The statement comes after nearly 3,000 people crowded to protest at Chennai's Marina beach. Students, techies, actors and politicians support the traditional bull-taming sport of Jallikattu, which is considered as a symbol of Tamil pride and culture. The Madras Court has also denied to interfere in the protest.
Some groups have also been demanded to ban People for Ethical Treatment of Animals or PETA, which has lobbied hard to ensure that the sport is not allowed in the country.
The Supreme Court of India had banned Jallikattu - it's a bull-taming sport, plays during Pongal in India. The apex court has strictly denied allowing the Jallikatu by rejecting plea seeking permission for the event.

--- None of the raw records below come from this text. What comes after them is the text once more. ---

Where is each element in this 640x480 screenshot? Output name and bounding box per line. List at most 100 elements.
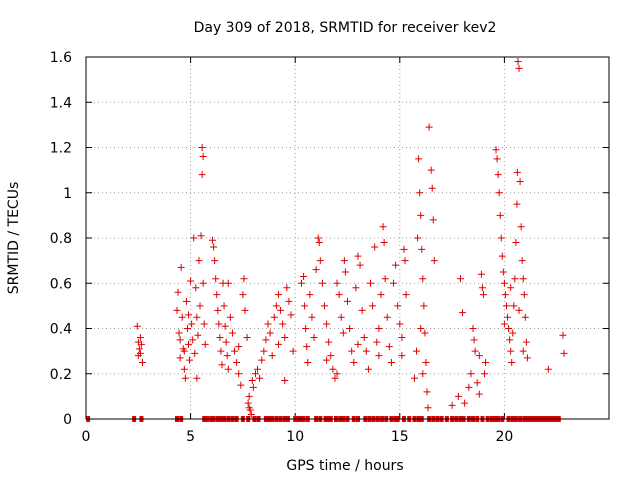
data-point (237, 381, 245, 389)
data-point (251, 370, 259, 378)
data-point (358, 306, 366, 314)
data-point (235, 370, 243, 378)
data-point (511, 275, 519, 283)
data-point (178, 313, 186, 321)
data-point (560, 349, 568, 357)
data-point (287, 311, 295, 319)
data-point (469, 325, 477, 332)
data-point (300, 272, 308, 280)
data-point (199, 279, 207, 287)
data-point (454, 392, 462, 400)
data-point (283, 284, 291, 292)
data-point (387, 358, 395, 366)
data-point (505, 325, 513, 332)
data-point (301, 302, 309, 310)
data-point (521, 313, 529, 321)
plot-frame (85, 56, 610, 420)
data-point (508, 358, 516, 366)
data-point (245, 392, 253, 400)
data-point (354, 340, 362, 348)
tick-labels: 0 0.2 0.4 0.6 0.8 1 1.2 1.4 1.6 0 5 10 15 20 (50, 50, 514, 445)
data-point (302, 325, 310, 332)
data-point (379, 223, 387, 231)
data-point (518, 257, 526, 265)
data-point (138, 358, 146, 366)
data-point (346, 325, 354, 332)
data-point (392, 261, 400, 269)
data-point (360, 334, 368, 342)
data-point (260, 347, 268, 355)
data-point (500, 320, 508, 328)
data-point (243, 334, 251, 342)
data-point (418, 245, 426, 253)
data-point (507, 284, 515, 292)
data-point (398, 334, 406, 342)
data-point (375, 352, 383, 360)
data-point (180, 347, 188, 355)
data-point (350, 358, 358, 366)
data-point (177, 263, 185, 271)
data-point (256, 374, 264, 382)
data-point (303, 343, 311, 351)
data-point (448, 401, 456, 409)
x-tick-label: 5 (186, 429, 195, 445)
data-point (194, 331, 202, 339)
data-point (244, 399, 252, 407)
data-point (270, 313, 278, 321)
data-point (339, 329, 347, 337)
data-point (214, 306, 222, 314)
data-point (475, 352, 483, 360)
data-point (193, 374, 201, 382)
y-tick-label: 0.2 (50, 367, 72, 383)
data-point (246, 406, 254, 414)
data-point (516, 177, 524, 185)
data-point (367, 279, 375, 287)
data-point (134, 352, 142, 360)
data-point (233, 358, 241, 366)
data-point (430, 257, 438, 265)
data-point (226, 313, 234, 321)
data-point (240, 275, 248, 283)
data-point (181, 374, 189, 382)
data-point (429, 216, 437, 224)
data-point (198, 171, 206, 179)
y-tick-label: 0.6 (50, 276, 72, 292)
data-point (428, 184, 436, 192)
data-point (416, 189, 424, 197)
data-point (356, 261, 364, 269)
data-point (514, 58, 522, 66)
y-tick-label: 1.6 (50, 50, 72, 66)
data-point (325, 338, 333, 346)
data-point (417, 325, 425, 332)
data-point (331, 374, 339, 382)
data-point (461, 399, 469, 407)
data-point (519, 347, 527, 355)
data-point (510, 302, 518, 310)
data-point (396, 320, 404, 328)
data-point (222, 338, 230, 346)
data-point (266, 329, 274, 337)
data-point (281, 334, 289, 342)
data-point (506, 336, 514, 344)
data-point (308, 313, 316, 321)
data-point (272, 302, 280, 310)
x-tick-label: 0 (82, 429, 91, 445)
data-point (380, 239, 388, 247)
data-point (362, 347, 370, 355)
data-point (477, 270, 485, 278)
data-point (314, 234, 322, 242)
data-point (185, 311, 193, 319)
data-point (504, 313, 512, 321)
data-point (470, 336, 478, 344)
data-point (183, 325, 191, 332)
data-point (200, 320, 208, 328)
data-point (401, 257, 409, 265)
data-point (323, 320, 331, 328)
data-point (369, 302, 377, 310)
axis-ticks (85, 56, 609, 420)
y-tick-label: 0 (63, 412, 72, 428)
data-point (494, 171, 502, 179)
data-point (425, 123, 433, 131)
data-point (499, 268, 507, 276)
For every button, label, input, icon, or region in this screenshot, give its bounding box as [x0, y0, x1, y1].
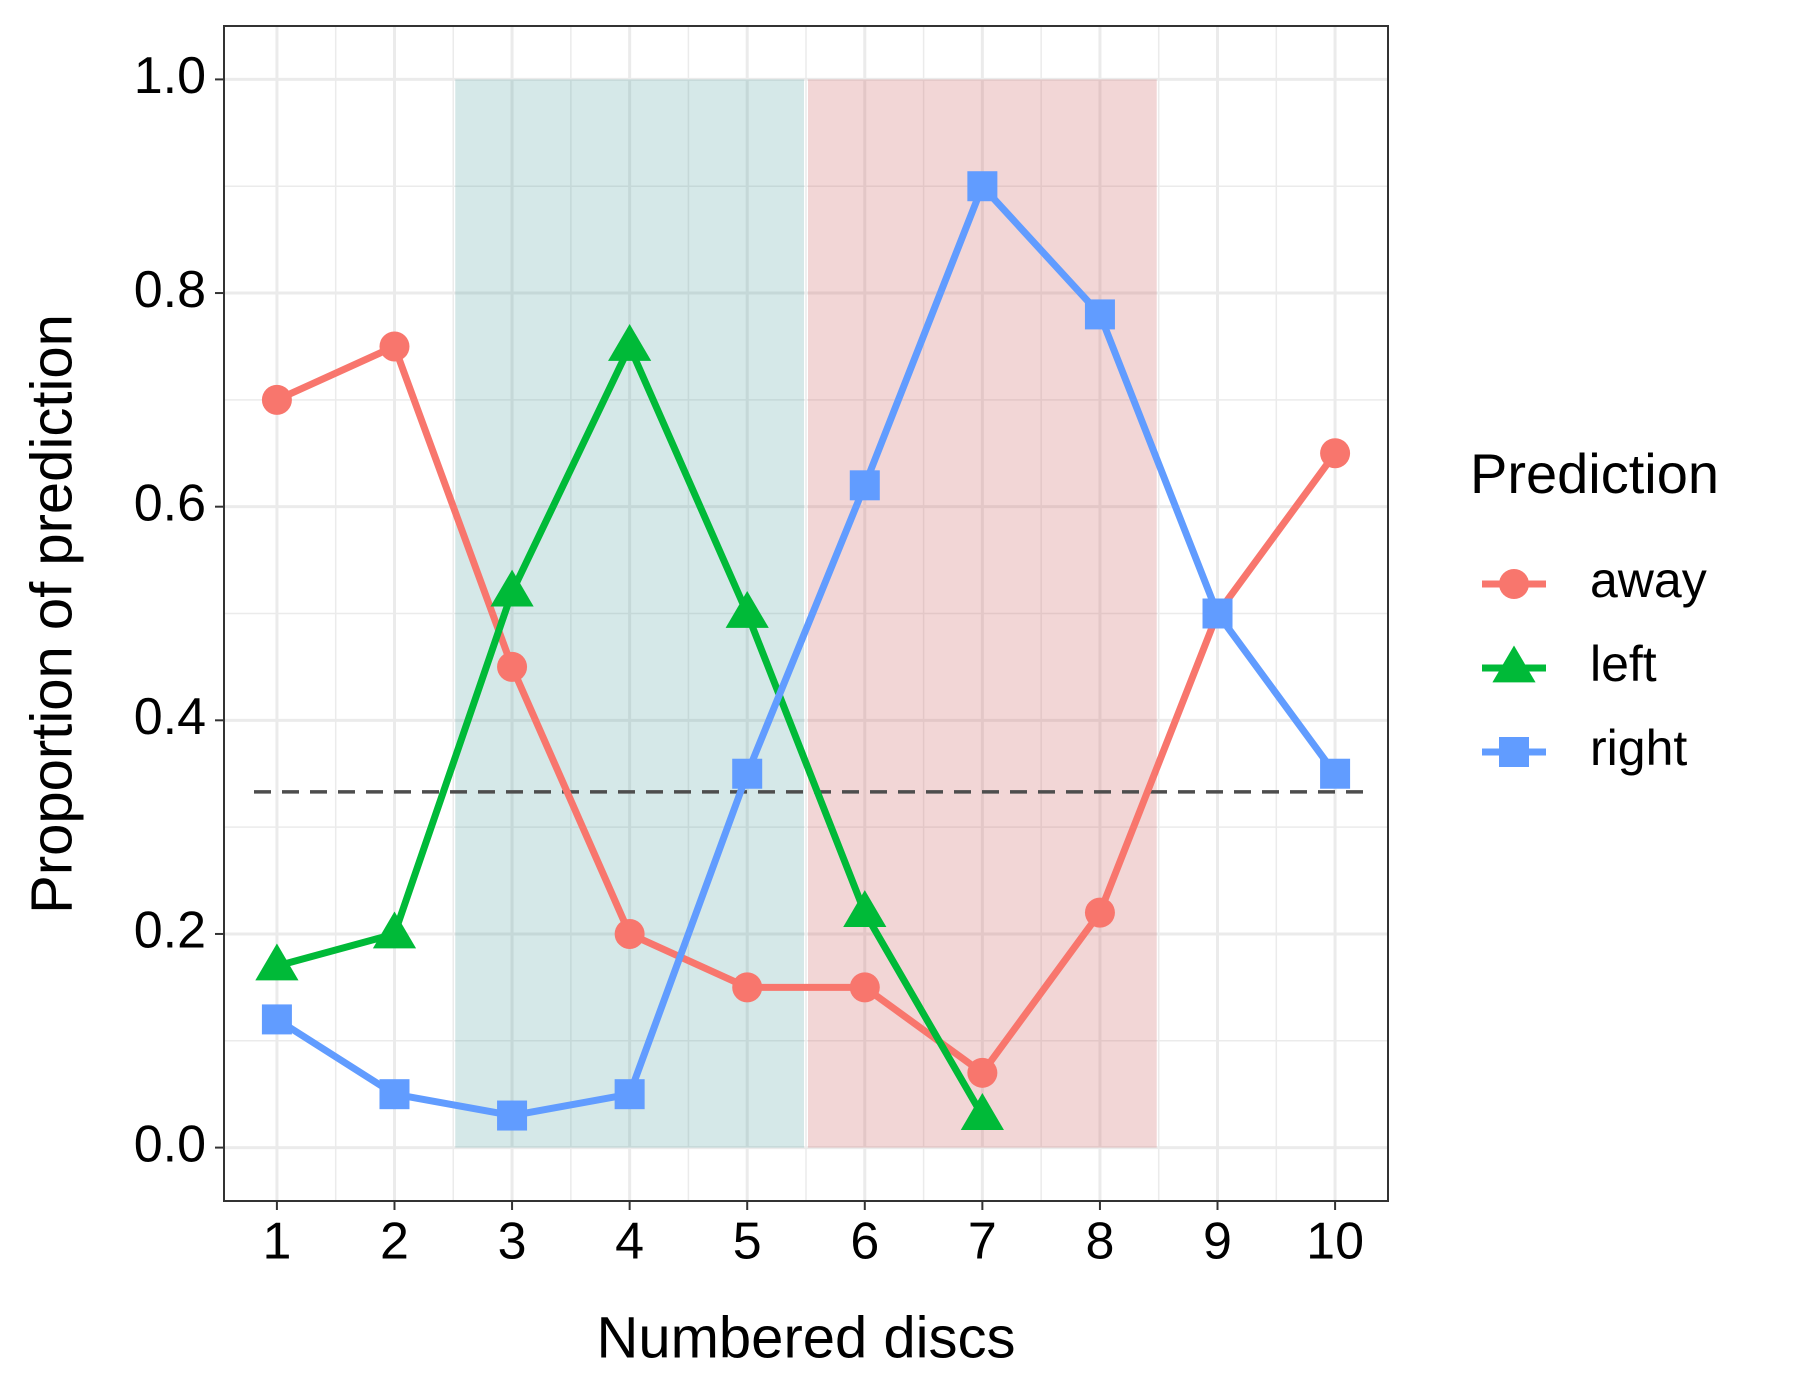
- x-tick-label: 9: [1203, 1213, 1232, 1271]
- marker: [379, 1079, 410, 1110]
- x-tick-label: 1: [262, 1213, 291, 1271]
- x-tick-label: 4: [615, 1213, 644, 1271]
- marker: [967, 1057, 998, 1088]
- y-axis-title: Proportion of prediction: [19, 314, 84, 914]
- marker: [732, 972, 763, 1003]
- marker: [843, 890, 887, 927]
- marker: [608, 323, 652, 361]
- shaded-band: [808, 79, 1157, 1148]
- legend-marker: [1492, 645, 1536, 683]
- x-tick-label: 2: [380, 1213, 409, 1271]
- marker: [1320, 438, 1351, 469]
- y-tick-label: 0.8: [134, 261, 206, 319]
- legend-marker: [1499, 737, 1529, 767]
- series-line: [275, 342, 1338, 1077]
- y-tick-label: 0.2: [134, 902, 206, 960]
- marker: [725, 591, 769, 628]
- marker: [849, 972, 880, 1003]
- marker: [960, 1093, 1004, 1130]
- marker: [1084, 299, 1115, 330]
- x-tick-label: 8: [1085, 1213, 1114, 1271]
- legend-label: left: [1590, 636, 1657, 692]
- marker: [732, 758, 763, 789]
- legend-label: right: [1590, 720, 1687, 776]
- marker: [849, 470, 880, 501]
- marker: [372, 911, 417, 949]
- x-tick-label: 10: [1306, 1213, 1364, 1271]
- series-line: [275, 182, 1338, 1120]
- marker: [497, 1100, 528, 1131]
- marker: [1202, 598, 1233, 629]
- x-tick-label: 5: [733, 1213, 762, 1271]
- y-tick-label: 0.6: [134, 474, 206, 532]
- marker: [261, 1004, 292, 1035]
- marker: [490, 569, 534, 607]
- x-tick-label: 7: [968, 1213, 997, 1271]
- y-tick-label: 0.0: [134, 1115, 206, 1173]
- x-tick-label: 3: [498, 1213, 527, 1271]
- legend-title: Prediction: [1470, 442, 1719, 505]
- marker: [1320, 758, 1351, 789]
- legend-marker: [1499, 569, 1529, 599]
- marker: [614, 1079, 645, 1110]
- marker: [614, 918, 645, 949]
- y-tick-label: 0.4: [134, 688, 206, 746]
- x-tick-label: 6: [850, 1213, 879, 1271]
- y-tick-label: 1.0: [134, 47, 206, 105]
- marker: [1084, 897, 1115, 928]
- plot-border: [223, 25, 1389, 1202]
- marker: [967, 171, 998, 202]
- legend-label: away: [1590, 552, 1707, 608]
- marker: [379, 331, 410, 362]
- marker: [255, 943, 299, 981]
- marker: [497, 651, 528, 682]
- marker: [261, 384, 292, 415]
- x-axis-title: Numbered discs: [596, 1305, 1015, 1370]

Jallikattu has been played in India for over 2000 years, which was known as 'yeru thaluvudal' - which means hugging the bull.
Earlier it was a like a swayamwar ceremony to pick a bridegroom - the successful tamer would get to marry the maiden but things changed with time.
How the game is being played
A natively reared stud is set free inside an arena filled with young participants. The challenge lies in taming the bull with bare hands.
- Ideally, participants try to grab the bull by its horns or tail and wrestle it into submission.